Sconosciuti – Dal registro di commercio si intuisce che dietro a tutto questo guazzabuglio digitale ci sono tre SA per le quali è stato depositato un capitale di 100'000 franchi. A gestirle sarebbero due cittadini italiani residenti nel Moesano. E a rendere il tutto ancora più grottesco è il fatto che nessuno nella zona sembra conoscere queste attività. In primis il sindaco di Mesocco Mattia Ciocco. «No, devo essere sincero. Non ne so nulla».
Una SA ogni 10 abitanti – Lo stupore lascia presto lo spazio al dubbio. La Mesolcina è da anni indicata come la terra delle società buca lettere. Con scopi che vanno anche ben oltre la legalità, in particolare connessi al riciclaggio di denaro. E che il fenomeno sia ben lontano dall'essere arginato lo si intuisce dal numero delle SA in Mesolcina, regione che conta circa 8.500 abitanti: ben 1.611. Più di una SA ogni 10 abitanti. Quante di queste sono reali? E quante invece sono fittizie?

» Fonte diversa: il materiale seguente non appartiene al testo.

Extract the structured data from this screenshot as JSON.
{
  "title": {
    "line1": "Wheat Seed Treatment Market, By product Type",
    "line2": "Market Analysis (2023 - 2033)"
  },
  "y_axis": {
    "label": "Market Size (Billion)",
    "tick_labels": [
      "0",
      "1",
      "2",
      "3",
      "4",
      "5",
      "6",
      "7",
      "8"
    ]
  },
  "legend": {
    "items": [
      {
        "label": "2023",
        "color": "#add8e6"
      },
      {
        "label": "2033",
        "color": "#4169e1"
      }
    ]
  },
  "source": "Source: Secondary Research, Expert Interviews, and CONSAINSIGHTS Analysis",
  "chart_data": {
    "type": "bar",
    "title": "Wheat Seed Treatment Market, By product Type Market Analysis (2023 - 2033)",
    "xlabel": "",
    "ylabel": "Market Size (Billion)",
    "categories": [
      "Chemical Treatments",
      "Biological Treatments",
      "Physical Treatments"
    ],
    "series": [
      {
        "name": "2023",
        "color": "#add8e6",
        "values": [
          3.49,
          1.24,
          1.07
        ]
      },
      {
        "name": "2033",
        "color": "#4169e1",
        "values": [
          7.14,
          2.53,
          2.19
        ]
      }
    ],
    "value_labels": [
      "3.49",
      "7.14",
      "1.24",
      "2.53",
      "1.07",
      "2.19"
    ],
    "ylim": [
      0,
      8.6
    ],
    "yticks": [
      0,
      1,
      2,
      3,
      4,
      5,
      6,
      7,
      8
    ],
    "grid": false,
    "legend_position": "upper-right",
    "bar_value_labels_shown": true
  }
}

Frustrazione – Nicoletta Noi Togni, ex sindaca di San Vittore ed ex parlamentare, ha lottato per anni contro il problema. Oggi vive un sentimento di frustrazione. «Il Cantone non si decide a essere severo, basterebbe volerlo. Io da sindaca avevo cercato di fare piazza pulita nel mio Comune. Si è fatto tanto rumore attorno al 2016. All'epoca mi sentii dire da un Consigliere di Stato che le “società bucalettere” portano anche introiti; rimasi scandalizzata. Adesso la competenza di verificare è dei Comuni. Basta che presso la sede di queste pseudo società ci sia un locale con un computer e una scrivania e per le autorità è a posto. Certo, rispetto a prima sono escluse le stalle e i boschi, ma questa misura ha reso i malviventi ancora più furbi».
«Non finirà mai» – Paolo Bernasconi, avvocato ed ex procuratore pubblico ticinese, è stato sollecitato più volte sul tema: «Questa pratica di connivenza con la criminalità economica non finirà mai. Perché il Consiglio di Stato grigionese da anni chiude gli occhi sulla vicenda. Si accontenta di incassare modesti contributi fiscali da queste pseudo aziende senza fare un minimo di controllo. Contributi modesti che diventano interessanti se si pensa alla quantità di queste ditte farlocche. Spesso questa gente apre una ditta in Mesolcina e poi opera in Ticino, facendo danni da noi. Non apre in Ticino perché in Ticino un minimo di controllo c'è. È davvero ora di mettere dei paletti. Si diceva che con la pandemia il fenomeno aveva subito un ridimensionamento. Non è così purtroppo».
«Siamo un po' soli» – «Il fatto è che nei Grigioni non ci sono nemmeno determinati controlli sull'operato delle società fiduciarie – commenta Giampiero Raveglia, sindaco di Roveredo e presidente della Regione Moesa –. Potrebbero essere introdotti, ma sembra mancare la volontà politica. Siamo un po' soli in questa situazione. D'altra parte il resto del Cantone non si preoccupa più di quel tanto, è un problema particolarmente legato al Moesano. E questo per via della vicinanza col Ticino. Spesso queste persone sono italiani emigrati dall'Italia che non riescono a fare i loro "affari" in Ticino, per via dei controlli più marcati. Inutile nasconderlo».
Cosa è stato fatto finora? – Samuele Censi, sindaco di Grono e parlamentare, vuole vedere il bicchiere mezzo pieno. «Circa una decina di anni fa, quando ero presidente della Regione Moesa, ci fu un’intensa collaborazione col Cantone su questo fenomeno. A quel punto si è deciso di inserire una verifica supplementare dei recapiti. Non più solo a livello cantonale, ma anche comunale. All’epoca fece clamore il fatto che il recapito di una ditta fosse in un vigneto. Oggi non sarebbe più possibile. Anche il dialogo tra i vari uffici è migliorato».
«Non facciamo di ogni erba un fascio» – D’accordo. Ma le misure non sembrano essere sufficienti. Non servirebbe fare qualcosa di più? Non secondo Censi. «L’unica cosa da fare è tenere alta la guardia per eliminare le mele marce che ci sono ancora. I Comuni se hanno dei sospetti possono sempre segnalarli al Cantone. Non voglio che si faccia di ogni erba un fascio, in Mesolcina in questi anni sono arrivate anche tante aziende sane e virtuose che hanno creato nuovi posti di lavoro».